J&J profits fall, medical device sales up but Cypher sales down for Q3
Johnson & Johnson's (J&J) third-quarter profits fell 7.7 percent on costs associated with recent layoffs, while its sales jumped 12.7 percent on a big acquisition and favorable currency-exchange rates.

Third-quarter sales rose 12.7 percent to $14.97 billion from $13.29 billion a year earlier. The strongest sales growth came from J&J's consumer segment, which posted a 47.5 percent increase to $3.62 billion. Much of the gain came from the December 2006 acquisition of Pfizer's consumer-health business. In the consumer segment, combined sales of over-the-counter drugs and nutritionals rose 81 percent to $1.26 billion.

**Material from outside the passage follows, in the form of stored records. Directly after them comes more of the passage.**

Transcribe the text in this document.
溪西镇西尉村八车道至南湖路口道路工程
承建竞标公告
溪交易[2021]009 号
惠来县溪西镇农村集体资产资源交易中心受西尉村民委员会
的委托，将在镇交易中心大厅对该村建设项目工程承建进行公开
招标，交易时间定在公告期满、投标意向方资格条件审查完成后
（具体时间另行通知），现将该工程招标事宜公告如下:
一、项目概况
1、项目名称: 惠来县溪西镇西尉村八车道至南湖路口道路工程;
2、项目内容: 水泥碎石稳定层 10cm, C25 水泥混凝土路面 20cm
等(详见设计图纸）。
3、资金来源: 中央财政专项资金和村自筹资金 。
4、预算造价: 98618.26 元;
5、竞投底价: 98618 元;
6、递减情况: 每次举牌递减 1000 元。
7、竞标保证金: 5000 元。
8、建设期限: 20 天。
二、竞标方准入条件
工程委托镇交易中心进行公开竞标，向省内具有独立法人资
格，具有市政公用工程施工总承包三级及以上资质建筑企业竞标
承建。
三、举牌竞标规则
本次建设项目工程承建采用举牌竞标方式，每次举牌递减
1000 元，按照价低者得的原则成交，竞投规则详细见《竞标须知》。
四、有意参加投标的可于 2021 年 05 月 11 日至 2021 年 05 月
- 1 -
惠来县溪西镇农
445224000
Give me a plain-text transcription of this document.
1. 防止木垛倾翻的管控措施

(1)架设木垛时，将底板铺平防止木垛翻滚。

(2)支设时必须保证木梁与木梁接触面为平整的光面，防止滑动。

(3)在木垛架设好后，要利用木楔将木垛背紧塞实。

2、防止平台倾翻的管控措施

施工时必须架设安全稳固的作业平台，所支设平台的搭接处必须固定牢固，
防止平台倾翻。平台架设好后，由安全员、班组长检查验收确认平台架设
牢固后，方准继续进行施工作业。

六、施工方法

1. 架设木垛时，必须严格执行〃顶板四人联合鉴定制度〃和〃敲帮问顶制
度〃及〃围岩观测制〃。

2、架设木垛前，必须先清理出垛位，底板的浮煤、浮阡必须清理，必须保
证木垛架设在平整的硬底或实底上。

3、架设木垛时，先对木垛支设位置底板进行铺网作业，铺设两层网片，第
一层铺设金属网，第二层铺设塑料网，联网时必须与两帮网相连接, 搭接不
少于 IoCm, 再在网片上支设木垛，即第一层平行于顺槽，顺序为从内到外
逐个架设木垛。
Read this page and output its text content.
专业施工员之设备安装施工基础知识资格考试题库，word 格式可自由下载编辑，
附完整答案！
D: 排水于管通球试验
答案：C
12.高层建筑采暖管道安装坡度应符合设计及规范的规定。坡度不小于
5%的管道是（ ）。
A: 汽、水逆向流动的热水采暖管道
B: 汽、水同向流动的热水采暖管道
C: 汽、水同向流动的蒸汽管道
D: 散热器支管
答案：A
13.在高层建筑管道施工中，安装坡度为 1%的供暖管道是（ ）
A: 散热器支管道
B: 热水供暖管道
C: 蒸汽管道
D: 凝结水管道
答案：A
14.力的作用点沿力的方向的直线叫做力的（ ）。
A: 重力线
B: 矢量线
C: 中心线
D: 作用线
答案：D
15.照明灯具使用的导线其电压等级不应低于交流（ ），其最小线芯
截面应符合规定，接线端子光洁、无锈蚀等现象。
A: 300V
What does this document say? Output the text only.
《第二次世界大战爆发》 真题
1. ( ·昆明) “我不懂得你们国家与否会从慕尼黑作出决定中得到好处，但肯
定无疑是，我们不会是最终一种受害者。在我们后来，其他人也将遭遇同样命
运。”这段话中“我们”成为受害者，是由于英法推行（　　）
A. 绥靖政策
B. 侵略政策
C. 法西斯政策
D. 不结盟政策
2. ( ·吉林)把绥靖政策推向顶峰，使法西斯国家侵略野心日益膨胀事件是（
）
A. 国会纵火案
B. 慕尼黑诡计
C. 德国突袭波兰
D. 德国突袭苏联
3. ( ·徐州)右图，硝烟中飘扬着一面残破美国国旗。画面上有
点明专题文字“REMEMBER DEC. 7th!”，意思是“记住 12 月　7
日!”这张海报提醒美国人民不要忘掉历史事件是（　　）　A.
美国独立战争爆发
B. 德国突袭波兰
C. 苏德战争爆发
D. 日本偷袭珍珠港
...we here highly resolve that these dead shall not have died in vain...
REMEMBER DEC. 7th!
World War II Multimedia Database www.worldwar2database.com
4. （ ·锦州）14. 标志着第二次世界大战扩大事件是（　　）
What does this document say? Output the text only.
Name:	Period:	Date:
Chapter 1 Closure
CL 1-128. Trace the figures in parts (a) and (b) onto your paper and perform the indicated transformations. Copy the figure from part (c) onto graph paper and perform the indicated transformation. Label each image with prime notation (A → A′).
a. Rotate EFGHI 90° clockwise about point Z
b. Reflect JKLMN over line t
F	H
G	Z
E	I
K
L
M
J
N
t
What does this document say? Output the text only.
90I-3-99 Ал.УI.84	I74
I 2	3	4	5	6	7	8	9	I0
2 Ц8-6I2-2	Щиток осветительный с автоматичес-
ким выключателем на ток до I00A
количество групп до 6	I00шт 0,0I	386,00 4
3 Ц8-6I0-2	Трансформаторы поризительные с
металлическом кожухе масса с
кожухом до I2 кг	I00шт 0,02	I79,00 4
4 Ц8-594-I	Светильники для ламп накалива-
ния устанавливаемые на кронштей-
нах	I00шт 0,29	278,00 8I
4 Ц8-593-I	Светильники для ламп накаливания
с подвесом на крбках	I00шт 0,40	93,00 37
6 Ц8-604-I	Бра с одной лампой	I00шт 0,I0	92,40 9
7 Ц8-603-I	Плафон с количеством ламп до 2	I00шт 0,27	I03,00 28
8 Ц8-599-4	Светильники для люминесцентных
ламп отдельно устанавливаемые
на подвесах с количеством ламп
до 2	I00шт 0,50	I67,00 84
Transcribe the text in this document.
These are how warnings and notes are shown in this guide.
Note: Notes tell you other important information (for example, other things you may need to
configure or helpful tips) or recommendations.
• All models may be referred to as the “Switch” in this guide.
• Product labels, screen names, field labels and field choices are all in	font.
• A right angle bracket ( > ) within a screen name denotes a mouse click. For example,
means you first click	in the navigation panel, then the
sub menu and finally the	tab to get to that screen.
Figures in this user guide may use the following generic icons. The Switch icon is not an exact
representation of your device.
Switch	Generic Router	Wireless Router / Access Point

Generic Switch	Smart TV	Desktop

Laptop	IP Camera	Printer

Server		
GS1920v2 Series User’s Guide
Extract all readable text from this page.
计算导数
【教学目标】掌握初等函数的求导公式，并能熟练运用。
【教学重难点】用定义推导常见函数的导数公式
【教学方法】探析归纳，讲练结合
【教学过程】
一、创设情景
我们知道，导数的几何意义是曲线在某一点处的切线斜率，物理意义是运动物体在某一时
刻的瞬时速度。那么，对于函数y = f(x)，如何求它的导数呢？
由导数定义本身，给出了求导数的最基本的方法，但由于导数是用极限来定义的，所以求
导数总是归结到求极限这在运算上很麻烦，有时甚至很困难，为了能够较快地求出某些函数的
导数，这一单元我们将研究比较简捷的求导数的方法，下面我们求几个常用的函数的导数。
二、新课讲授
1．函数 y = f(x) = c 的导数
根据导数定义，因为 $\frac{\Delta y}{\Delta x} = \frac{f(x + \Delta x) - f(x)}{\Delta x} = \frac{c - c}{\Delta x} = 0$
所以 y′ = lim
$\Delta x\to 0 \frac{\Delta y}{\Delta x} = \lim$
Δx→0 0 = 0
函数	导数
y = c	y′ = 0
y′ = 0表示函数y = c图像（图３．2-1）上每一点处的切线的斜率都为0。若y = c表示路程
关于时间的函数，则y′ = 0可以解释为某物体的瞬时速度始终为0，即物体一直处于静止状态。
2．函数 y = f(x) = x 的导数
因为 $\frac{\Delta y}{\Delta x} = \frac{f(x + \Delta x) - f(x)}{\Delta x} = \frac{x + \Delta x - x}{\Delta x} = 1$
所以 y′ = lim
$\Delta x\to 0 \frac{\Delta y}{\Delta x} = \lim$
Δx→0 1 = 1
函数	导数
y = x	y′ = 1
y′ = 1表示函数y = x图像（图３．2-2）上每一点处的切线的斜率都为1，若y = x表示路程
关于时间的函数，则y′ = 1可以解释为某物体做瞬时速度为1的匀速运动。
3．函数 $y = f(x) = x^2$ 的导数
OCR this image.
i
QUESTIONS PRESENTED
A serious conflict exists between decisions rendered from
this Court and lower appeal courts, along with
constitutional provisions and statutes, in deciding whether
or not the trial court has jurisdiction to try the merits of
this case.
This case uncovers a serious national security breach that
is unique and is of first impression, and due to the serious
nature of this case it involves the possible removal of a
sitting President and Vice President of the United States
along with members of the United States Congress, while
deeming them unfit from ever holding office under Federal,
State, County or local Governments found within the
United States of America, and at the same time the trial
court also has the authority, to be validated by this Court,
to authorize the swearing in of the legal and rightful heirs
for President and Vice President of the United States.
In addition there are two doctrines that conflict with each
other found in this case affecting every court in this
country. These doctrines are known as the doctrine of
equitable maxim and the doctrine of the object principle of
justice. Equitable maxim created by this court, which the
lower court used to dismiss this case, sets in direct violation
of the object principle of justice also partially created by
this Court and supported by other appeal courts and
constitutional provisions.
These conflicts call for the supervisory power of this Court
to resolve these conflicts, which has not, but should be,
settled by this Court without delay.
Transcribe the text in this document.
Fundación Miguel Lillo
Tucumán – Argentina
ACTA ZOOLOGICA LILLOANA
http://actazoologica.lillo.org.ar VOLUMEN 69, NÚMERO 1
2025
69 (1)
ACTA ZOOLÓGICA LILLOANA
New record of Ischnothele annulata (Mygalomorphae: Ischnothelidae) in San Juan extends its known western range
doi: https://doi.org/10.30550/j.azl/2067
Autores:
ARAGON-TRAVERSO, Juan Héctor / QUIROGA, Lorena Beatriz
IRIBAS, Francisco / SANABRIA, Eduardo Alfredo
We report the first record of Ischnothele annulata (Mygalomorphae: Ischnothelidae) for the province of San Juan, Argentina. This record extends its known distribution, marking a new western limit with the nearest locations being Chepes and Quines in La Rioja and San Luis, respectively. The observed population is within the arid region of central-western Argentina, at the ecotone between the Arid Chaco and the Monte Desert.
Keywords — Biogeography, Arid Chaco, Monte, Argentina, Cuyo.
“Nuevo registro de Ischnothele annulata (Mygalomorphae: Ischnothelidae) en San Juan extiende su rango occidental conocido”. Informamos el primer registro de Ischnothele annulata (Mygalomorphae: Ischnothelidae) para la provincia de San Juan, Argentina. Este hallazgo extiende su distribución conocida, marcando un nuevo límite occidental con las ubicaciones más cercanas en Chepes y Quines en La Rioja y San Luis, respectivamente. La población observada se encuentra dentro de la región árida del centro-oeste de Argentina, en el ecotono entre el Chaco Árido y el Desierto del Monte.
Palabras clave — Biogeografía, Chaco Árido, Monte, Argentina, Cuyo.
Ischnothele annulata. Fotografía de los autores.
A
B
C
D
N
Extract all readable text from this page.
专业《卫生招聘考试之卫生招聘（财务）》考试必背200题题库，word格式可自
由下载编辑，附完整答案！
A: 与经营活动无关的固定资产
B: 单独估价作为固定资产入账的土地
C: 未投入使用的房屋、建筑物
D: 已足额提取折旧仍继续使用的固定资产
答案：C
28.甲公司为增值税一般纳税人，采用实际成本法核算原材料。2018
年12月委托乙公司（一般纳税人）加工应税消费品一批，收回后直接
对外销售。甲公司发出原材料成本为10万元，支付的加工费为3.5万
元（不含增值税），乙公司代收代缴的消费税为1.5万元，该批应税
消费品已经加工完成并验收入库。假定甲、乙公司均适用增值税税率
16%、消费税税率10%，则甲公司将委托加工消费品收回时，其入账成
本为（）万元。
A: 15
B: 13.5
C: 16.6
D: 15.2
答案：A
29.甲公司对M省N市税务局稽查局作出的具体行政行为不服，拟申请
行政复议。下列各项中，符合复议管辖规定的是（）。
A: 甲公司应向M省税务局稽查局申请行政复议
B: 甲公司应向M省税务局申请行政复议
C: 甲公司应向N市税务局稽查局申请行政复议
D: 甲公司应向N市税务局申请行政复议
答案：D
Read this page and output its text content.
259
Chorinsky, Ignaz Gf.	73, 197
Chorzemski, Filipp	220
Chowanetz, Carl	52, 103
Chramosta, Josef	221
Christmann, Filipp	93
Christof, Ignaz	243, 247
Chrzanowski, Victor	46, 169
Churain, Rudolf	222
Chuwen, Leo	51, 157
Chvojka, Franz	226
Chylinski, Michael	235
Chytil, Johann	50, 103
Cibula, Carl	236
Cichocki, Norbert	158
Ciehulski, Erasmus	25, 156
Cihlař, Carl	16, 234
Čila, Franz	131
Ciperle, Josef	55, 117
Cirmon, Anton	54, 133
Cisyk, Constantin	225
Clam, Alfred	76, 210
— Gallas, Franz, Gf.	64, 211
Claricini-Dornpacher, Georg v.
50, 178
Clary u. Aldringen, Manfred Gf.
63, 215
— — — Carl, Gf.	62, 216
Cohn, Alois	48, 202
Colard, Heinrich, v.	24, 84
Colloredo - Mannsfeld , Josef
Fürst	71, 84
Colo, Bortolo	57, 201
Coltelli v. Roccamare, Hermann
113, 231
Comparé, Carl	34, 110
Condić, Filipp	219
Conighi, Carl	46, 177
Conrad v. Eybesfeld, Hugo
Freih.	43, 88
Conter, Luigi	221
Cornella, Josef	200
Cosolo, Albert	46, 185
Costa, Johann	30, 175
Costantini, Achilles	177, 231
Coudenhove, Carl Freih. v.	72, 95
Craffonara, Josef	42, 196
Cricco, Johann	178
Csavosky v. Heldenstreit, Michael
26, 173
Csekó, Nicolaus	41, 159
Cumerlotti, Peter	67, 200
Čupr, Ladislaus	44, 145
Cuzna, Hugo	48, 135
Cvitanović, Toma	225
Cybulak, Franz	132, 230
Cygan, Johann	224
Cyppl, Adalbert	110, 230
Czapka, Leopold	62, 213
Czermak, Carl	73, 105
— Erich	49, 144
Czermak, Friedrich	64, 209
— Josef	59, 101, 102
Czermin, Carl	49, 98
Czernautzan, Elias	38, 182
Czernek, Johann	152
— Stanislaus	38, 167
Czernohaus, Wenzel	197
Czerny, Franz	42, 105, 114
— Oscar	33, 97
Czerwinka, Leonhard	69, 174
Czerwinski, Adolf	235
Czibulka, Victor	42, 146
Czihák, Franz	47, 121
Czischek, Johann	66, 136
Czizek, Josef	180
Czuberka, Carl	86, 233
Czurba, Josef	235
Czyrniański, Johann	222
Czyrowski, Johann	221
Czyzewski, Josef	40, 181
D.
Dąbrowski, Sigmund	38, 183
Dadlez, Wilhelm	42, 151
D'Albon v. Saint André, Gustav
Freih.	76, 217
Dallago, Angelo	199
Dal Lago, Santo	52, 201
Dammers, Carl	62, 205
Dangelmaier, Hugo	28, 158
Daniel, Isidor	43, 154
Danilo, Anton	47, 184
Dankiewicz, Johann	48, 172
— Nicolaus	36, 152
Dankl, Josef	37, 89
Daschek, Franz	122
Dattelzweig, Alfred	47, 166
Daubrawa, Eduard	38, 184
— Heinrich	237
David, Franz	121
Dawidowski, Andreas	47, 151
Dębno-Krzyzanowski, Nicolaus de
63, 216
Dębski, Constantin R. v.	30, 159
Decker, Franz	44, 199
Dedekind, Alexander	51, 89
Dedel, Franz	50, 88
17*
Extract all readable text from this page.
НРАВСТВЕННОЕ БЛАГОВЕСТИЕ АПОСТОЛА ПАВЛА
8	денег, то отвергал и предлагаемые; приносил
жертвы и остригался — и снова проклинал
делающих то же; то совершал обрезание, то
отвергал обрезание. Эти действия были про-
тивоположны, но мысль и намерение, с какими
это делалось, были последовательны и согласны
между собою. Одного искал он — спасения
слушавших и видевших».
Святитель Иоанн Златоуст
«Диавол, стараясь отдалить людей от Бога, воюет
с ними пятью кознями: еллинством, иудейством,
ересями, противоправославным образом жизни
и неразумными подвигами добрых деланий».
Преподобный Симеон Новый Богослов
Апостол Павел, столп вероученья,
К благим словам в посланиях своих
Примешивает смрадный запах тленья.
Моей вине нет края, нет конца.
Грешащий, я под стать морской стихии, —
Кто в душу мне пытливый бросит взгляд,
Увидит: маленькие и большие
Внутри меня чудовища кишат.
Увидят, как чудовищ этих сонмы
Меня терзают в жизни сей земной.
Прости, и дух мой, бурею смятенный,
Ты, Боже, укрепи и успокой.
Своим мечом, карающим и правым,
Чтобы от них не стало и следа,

J&J's pharmaceutical segment had third-quarter sales of $6.1 billion, up 3.7 percent from a year earlier. The greatest weakness in its pharmaceutical segment was the anti-anemia franchise. The FDA strengthened the safety warning for anti-anemia drugs, citing recent clinical studies showing that they increased the risk of death and cardiovascular problems when used with kidney-disease and cancer patients. The federal Medicare program has restricted reimbursement for the drugs.

J&J's third main segment, medical devices and diagnostics, had sales of $5.25 billion, up 6 percent from a year earlier. But J&J's Cordis division, which makes the Cypher drug-coated stent, posted another weak quarter because sales fell 21 percent to $777 million. Cypher's U.S. sales fell 44 percent to $185 million, and sales outside the U.S. fell 40 percent to $190 million.